Plus de cinquante ans après, pourtant, un nouveau deal est conclu : Maurice va récupérer la souveraineté de l’archipel, tandis que Londres pourra garder sa base militaire et l’accord passé avec Washington. Logiquement, ce transfert de souveraineté condamne l’entité juridique qu’a été le territoire britannique de l’océan Indien, qui devient sans objet.
Le territoire britannique a son domaine de premier niveau : « io »
Or, il s’avère que le territoire britannique de l’océan Indien avait récupéré des attributs particuliers en tant qu’entité administrative et géographique : un indicatif téléphonique (246), un code pays (IO et IOT) et un domaine national de premier niveau, le fameux « .io »). On le retrouve par exemple avec le nom de domaine du site officiel du territoire (biot.gov.io).
En principe, dès lors que le traité sera signé et ratifié (on parle de 2025), le territoire britannique cessera d’exister et, mécaniquement, une vaste mise à jour des instances internationales aura lieu également, pour en tenir compte. Cela inclut l’Organisation internationale de normalisation (ISO), qui pilote la norme ISO 3166 sur les codes des noms de pays.
Or, il s’avère que l’autorité chargée de la gestion de l’adressage sur Internet (IANA) « utilise les noms à deux lettres définis dans la norme ISO 3166-1 comme identifiants pour les domaines de premier niveau géographiques (ccTLD) », rappelle la société pour l’attribution des noms de domaine et des numéros sur Internet (ICANN).

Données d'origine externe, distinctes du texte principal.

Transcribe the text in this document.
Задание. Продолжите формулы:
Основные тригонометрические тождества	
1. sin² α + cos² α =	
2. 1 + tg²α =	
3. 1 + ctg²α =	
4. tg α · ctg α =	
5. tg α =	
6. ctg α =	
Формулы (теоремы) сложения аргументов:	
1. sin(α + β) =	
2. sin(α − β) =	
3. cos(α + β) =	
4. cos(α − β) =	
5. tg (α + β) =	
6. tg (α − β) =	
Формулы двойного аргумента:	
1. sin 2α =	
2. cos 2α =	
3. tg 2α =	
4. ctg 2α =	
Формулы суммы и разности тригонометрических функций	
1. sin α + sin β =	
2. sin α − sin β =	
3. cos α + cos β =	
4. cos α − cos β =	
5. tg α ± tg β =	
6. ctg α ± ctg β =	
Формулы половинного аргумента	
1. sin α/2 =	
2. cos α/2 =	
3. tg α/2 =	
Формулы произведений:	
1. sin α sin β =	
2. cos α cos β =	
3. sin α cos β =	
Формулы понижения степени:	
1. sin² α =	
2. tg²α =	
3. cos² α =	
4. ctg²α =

Si l’ISO est « chargée de mettre à jour, de mettre en œuvre et de maintenir la norme ISO 3166 », la section ISO 3166/MA « est responsable des mises à jour, par exemple lorsqu’une extension géographique est créée ou cesse d’exister ». Il serait logique, donc, qu’avec la disparition du code pays ait lieu aussi l’extinction du ccTLD du territoire britannique.
Disparition ? Maintien ? L’avenir du « .io » reste à écrire
C’est en tout cas un sujet auquel les organisations de référence, telle l’ICANN, ont dû réfléchir. Il existe d’ailleurs des précédents : le domaine de premier niveau attribué à la Yougoslavie (.yu) a vécu de 1989 à 2010. Le ccTLD du Zaïre (.zr) a existé de 1997 à 2001, remplacé par « .cd » quand la République démocratique du Congo a vu le jour.
Reste que la disparition d’une entité juridique n’entraine pas forcément la suppression de son ccTLD, qu’il y ait une autre autorité après ou non. Preuve en est avec le domaine « .su » qui concernait l’Union soviétique. L’URSS a fini par disparaitre au tournant des années 1990, mais le ccTLD est toujours là, trente-cinq ans plus tard.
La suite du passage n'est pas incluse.